本稿は、障害の社会モデル理論の洗練を目指すとともに、その実践レベルへの応用を模索するものである。日本において障害学会が設立されて以降、障害学の中心理論である社会モデルは、多くの人々に受け入れられてきたかのように感じられる。しかし、そこで取り上げられる社会モデルというのは、「障害問題の負担は個人ではなく社会が負うべきである」と主張するものだ、という程度の認識でしかないのではないだろうか。社会モデルがただのスローガンではなく、実践に応用可能な理論となるためには、理論的探求が必要不可欠である。 そこで、個人モデルと社会モデルの一般的な説明をまずは紹介し、その後で、イギリス社会モデルに対してなされた障害学内外からの批判、それに対しての応答を概観する。

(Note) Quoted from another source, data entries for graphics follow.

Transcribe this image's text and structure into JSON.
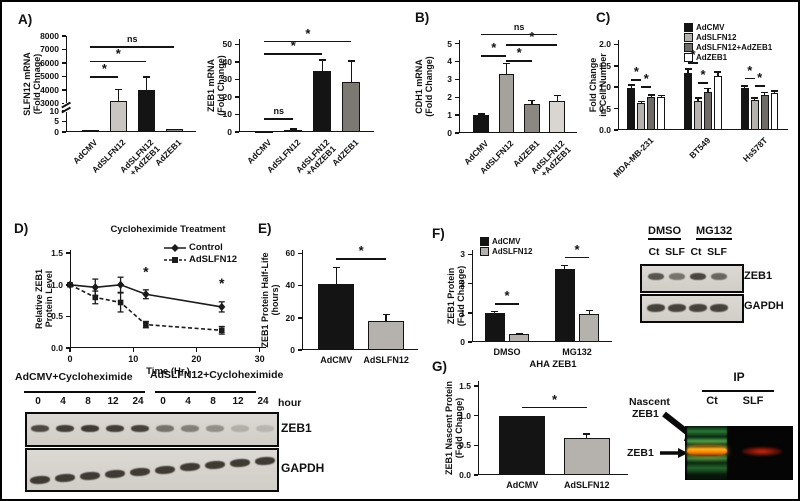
{
  "panels": {
    "a": {
      "label": "A)"
    },
    "b": {
      "label": "B)"
    },
    "c": {
      "label": "C)"
    },
    "d": {
      "label": "D)",
      "blot": {
        "group1": "AdCMV+Cycloheximide",
        "group2": "AdSLFN12+Cycloheximide",
        "lanes": [
          "0",
          "4",
          "8",
          "12",
          "24",
          "0",
          "4",
          "8",
          "12",
          "24"
        ],
        "lane_unit": "hour",
        "band1_label": "ZEB1",
        "band2_label": "GAPDH"
      }
    },
    "e": {
      "label": "E)"
    },
    "f": {
      "label": "F)",
      "blot": {
        "group1": "DMSO",
        "group2": "MG132",
        "lanes": [
          "Ct",
          "SLF",
          "Ct",
          "SLF"
        ],
        "band1_label": "ZEB1",
        "band2_label": "GAPDH"
      }
    },
    "g": {
      "label": "G)",
      "ip_blot": {
        "header": "IP",
        "lanes": [
          "Ct",
          "SLF"
        ],
        "nascent_line1": "Nascent",
        "nascent_line2": "ZEB1",
        "zeb1_label": "ZEB1"
      }
    }
  },
  "colors": {
    "black_bar": "#141414",
    "light_gray_bar": "#b5b2ae",
    "dark_gray_bar": "#6f6c68",
    "white_bar": "#ffffff",
    "gel_green": "#46c85e",
    "gel_orange": "#ff9100",
    "gel_red": "#d42a12"
  },
  "chart_data": [
    {
      "id": "a1",
      "type": "bar",
      "ylabel": [
        "SLFN12 mRNA",
        "(Fold Chnage)"
      ],
      "categories": [
        "AdCMV",
        "AdSLFN12",
        "AdSLFN12\n+AdZEB1",
        "AdZEB1"
      ],
      "values": [
        1,
        3200,
        4000,
        1.3
      ],
      "errors": [
        0,
        800,
        950,
        0
      ],
      "bar_colors": [
        "#141414",
        "#c9c6c2",
        "#141414",
        "#8a8782"
      ],
      "axis_break": {
        "lower": [
          0,
          10
        ],
        "upper": [
          3000,
          8000
        ],
        "lower_ticks": [
          "0",
          "5",
          "10"
        ],
        "upper_ticks": [
          "3000",
          "4000",
          "5000",
          "6000",
          "7000",
          "8000"
        ]
      },
      "significance": [
        {
          "x1": 0,
          "x2": 1,
          "y": 5000,
          "label": "*"
        },
        {
          "x1": 0,
          "x2": 2,
          "y": 6150,
          "label": "*"
        },
        {
          "x1": 0,
          "x2": 3,
          "y": 7250,
          "label": "ns"
        }
      ],
      "x_rotated": true
    },
    {
      "id": "a2",
      "type": "bar",
      "ylabel": [
        "ZEB1 mRNA",
        "(Fold Change)"
      ],
      "categories": [
        "AdCMV",
        "AdSLFN12",
        "AdSLFN12\n+AdZEB1",
        "AdZEB1"
      ],
      "values": [
        0.8,
        1.2,
        35,
        28.5
      ],
      "errors": [
        0,
        0.5,
        6,
        12
      ],
      "bar_colors": [
        "#141414",
        "#b3b0ac",
        "#141414",
        "#7c7975"
      ],
      "ylim": [
        0,
        53
      ],
      "yticks": [
        "0",
        "10",
        "20",
        "30",
        "40",
        "50"
      ],
      "significance": [
        {
          "x1": 0,
          "x2": 1,
          "y": 8,
          "label": "ns"
        },
        {
          "x1": 0,
          "x2": 2,
          "y": 45,
          "label": "*"
        },
        {
          "x1": 0,
          "x2": 3,
          "y": 52,
          "label": "*"
        }
      ],
      "x_rotated": true
    },
    {
      "id": "b",
      "type": "bar",
      "ylabel": [
        "CDH1 mRNA",
        "(Fold Change)"
      ],
      "categories": [
        "AdCMV",
        "AdSLFN12",
        "AdZEB1",
        "AdSLFN12\n+AdZEB1"
      ],
      "values": [
        1.0,
        3.3,
        1.6,
        1.8
      ],
      "errors": [
        0.06,
        0.6,
        0.22,
        0.28
      ],
      "bar_colors": [
        "#141414",
        "#a5a19d",
        "#8b8783",
        "#d9d6d2"
      ],
      "ylim": [
        0,
        5.2
      ],
      "yticks": [
        "0",
        "1",
        "2",
        "3",
        "4",
        "5"
      ],
      "significance": [
        {
          "x1": 0,
          "x2": 1,
          "y": 4.35,
          "label": "*"
        },
        {
          "x1": 1,
          "x2": 2,
          "y": 4.08,
          "label": "*"
        },
        {
          "x1": 1,
          "x2": 3,
          "y": 4.95,
          "label": "*"
        },
        {
          "x1": 0,
          "x2": 3,
          "y": 5.55,
          "label": "ns"
        }
      ],
      "x_rotated": true
    },
    {
      "id": "c",
      "type": "grouped_bar",
      "ylabel": [
        "Fold Change",
        "in Cell Number"
      ],
      "categories": [
        "MDA-MB-231",
        "BT549",
        "Hs578T"
      ],
      "series": [
        {
          "name": "AdCMV",
          "color": "#141414",
          "values": [
            0.98,
            1.32,
            0.97
          ],
          "errors": [
            0.07,
            0.1,
            0.06
          ]
        },
        {
          "name": "AdSLFN12",
          "color": "#b5b2ae",
          "values": [
            0.63,
            0.67,
            0.71
          ],
          "errors": [
            0.03,
            0.08,
            0.04
          ]
        },
        {
          "name": "AdSLFN12+AdZEB1",
          "color": "#6f6c68",
          "values": [
            0.78,
            0.88,
            0.82
          ],
          "errors": [
            0.04,
            0.09,
            0.05
          ]
        },
        {
          "name": "AdZEB1",
          "color": "#ffffff",
          "values": [
            0.76,
            1.26,
            0.86
          ],
          "errors": [
            0.05,
            0.09,
            0.05
          ]
        }
      ],
      "ylim": [
        0,
        2.1
      ],
      "yticks": [
        "0.0",
        "0.5",
        "1.0",
        "1.5",
        "2.0"
      ],
      "significance": [
        {
          "x1": 0,
          "x2": 1,
          "y": 1.18,
          "label": "*"
        },
        {
          "x1": 1,
          "x2": 2,
          "y": 1.02,
          "label": "*"
        },
        {
          "x1": 4,
          "x2": 5,
          "y": 1.58,
          "label": "*"
        },
        {
          "x1": 5,
          "x2": 6,
          "y": 1.12,
          "label": "*"
        },
        {
          "x1": 8,
          "x2": 9,
          "y": 1.22,
          "label": "*"
        },
        {
          "x1": 9,
          "x2": 10,
          "y": 1.04,
          "label": "*"
        }
      ],
      "x_rotated": true,
      "legend": true
    },
    {
      "id": "d",
      "type": "line",
      "title": "Cycloheximide Treatment",
      "ylabel": [
        "Relative ZEB1",
        "Protein Level"
      ],
      "xlabel": "Time (Hr.)",
      "x": [
        0,
        4,
        8,
        12,
        24
      ],
      "series": [
        {
          "name": "Control",
          "marker": "diamond",
          "dash": false,
          "y": [
            1.0,
            0.96,
            1.0,
            0.85,
            0.65
          ],
          "errors": [
            0.02,
            0.13,
            0.12,
            0.07,
            0.08
          ]
        },
        {
          "name": "AdSLFN12",
          "marker": "square",
          "dash": true,
          "y": [
            1.0,
            0.8,
            0.72,
            0.37,
            0.28
          ],
          "errors": [
            0.02,
            0.1,
            0.15,
            0.05,
            0.06
          ]
        }
      ],
      "xlim": [
        0,
        31
      ],
      "ylim": [
        0,
        1.55
      ],
      "xticks": [
        "0",
        "10",
        "20",
        "30"
      ],
      "yticks": [
        "0.0",
        "0.5",
        "1.0",
        "1.5"
      ],
      "annotations": [
        {
          "x": 12,
          "y": 1.13,
          "label": "*"
        },
        {
          "x": 24,
          "y": 0.95,
          "label": "*"
        }
      ],
      "legend": true
    },
    {
      "id": "e",
      "type": "bar",
      "ylabel": [
        "ZEB1 Protein Half-Life",
        "(hours)"
      ],
      "categories": [
        "AdCMV",
        "AdSLFN12"
      ],
      "values": [
        41,
        18
      ],
      "errors": [
        10,
        4
      ],
      "bar_colors": [
        "#141414",
        "#b5b2ae"
      ],
      "ylim": [
        0,
        62
      ],
      "yticks": [
        "0",
        "20",
        "40",
        "60"
      ],
      "significance": [
        {
          "x1": 0,
          "x2": 1,
          "y": 57,
          "label": "*"
        }
      ],
      "x_rotated": false
    },
    {
      "id": "f",
      "type": "grouped_bar",
      "ylabel": [
        "ZEB1 Protein",
        "(Fold Change)"
      ],
      "categories": [
        "DMSO",
        "MG132"
      ],
      "series": [
        {
          "name": "AdCMV",
          "color": "#141414",
          "values": [
            1.0,
            2.5
          ],
          "errors": [
            0.04,
            0.12
          ]
        },
        {
          "name": "AdSLFN12",
          "color": "#b5b2ae",
          "values": [
            0.27,
            0.95
          ],
          "errors": [
            0.03,
            0.13
          ]
        }
      ],
      "ylim": [
        0,
        3.15
      ],
      "yticks": [
        "0",
        "1",
        "2",
        "3"
      ],
      "significance": [
        {
          "x1": 0,
          "x2": 1,
          "y": 1.32,
          "label": "*"
        },
        {
          "x1": 2,
          "x2": 3,
          "y": 2.92,
          "label": "*"
        }
      ],
      "x_rotated": false,
      "legend": true
    },
    {
      "id": "g",
      "type": "bar",
      "title": "AHA ZEB1",
      "ylabel": [
        "ZEB1 Nascent Protein",
        "(Fold Change)"
      ],
      "categories": [
        "AdCMV",
        "AdSLFN12"
      ],
      "values": [
        1.0,
        0.62
      ],
      "errors": [
        0,
        0.07
      ],
      "bar_colors": [
        "#141414",
        "#b5b2ae"
      ],
      "ylim": [
        0,
        1.58
      ],
      "yticks": [
        "0.0",
        "0.5",
        "1.0",
        "1.5"
      ],
      "significance": [
        {
          "x1": 0,
          "x2": 1,
          "y": 1.15,
          "label": "*"
        }
      ],
      "x_rotated": false
    }
  ]
}
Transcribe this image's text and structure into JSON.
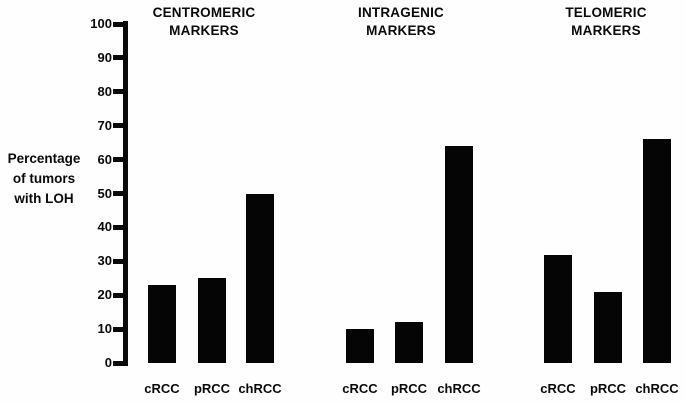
{
  "chart_data": {
    "type": "bar",
    "title": "",
    "xlabel": "",
    "ylabel": "Percentage\nof tumors\nwith LOH",
    "ylim": [
      0,
      100
    ],
    "yticks": [
      0,
      10,
      20,
      30,
      40,
      50,
      60,
      70,
      80,
      90,
      100
    ],
    "grid": false,
    "legend": false,
    "bar_color": "#050505",
    "text_color": "#0a0a0a",
    "categories": [
      "cRCC",
      "pRCC",
      "chRCC"
    ],
    "groups": [
      {
        "title": "CENTROMERIC\nMARKERS",
        "values": [
          23,
          25,
          50
        ]
      },
      {
        "title": "INTRAGENIC\nMARKERS",
        "values": [
          10,
          12,
          64
        ]
      },
      {
        "title": "TELOMERIC\nMARKERS",
        "values": [
          32,
          21,
          66
        ]
      }
    ]
  }
}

そして、今まで障害者運動の側面でのみ取り上げられることの多かった、アメリカ障害学にスポットを当て、アメリカ社会モデル理論の分析を行う。また、国内においての議論を取り上げ、その中から誕生したディスアビリティの新たな解釈を模索した主張を考察する。 そして最後に、障害学と既存の障害研究との関連について考察し、社会モデルの実践レベルへの応用という課題につなげていきたいと考える。既存の障害研究との区別を明白にしなければ、障害学はやがて吸収されてしまうだろう。実践現場での支援を想定し、そこにいかして社会モデルが応用可能なのかを模索する。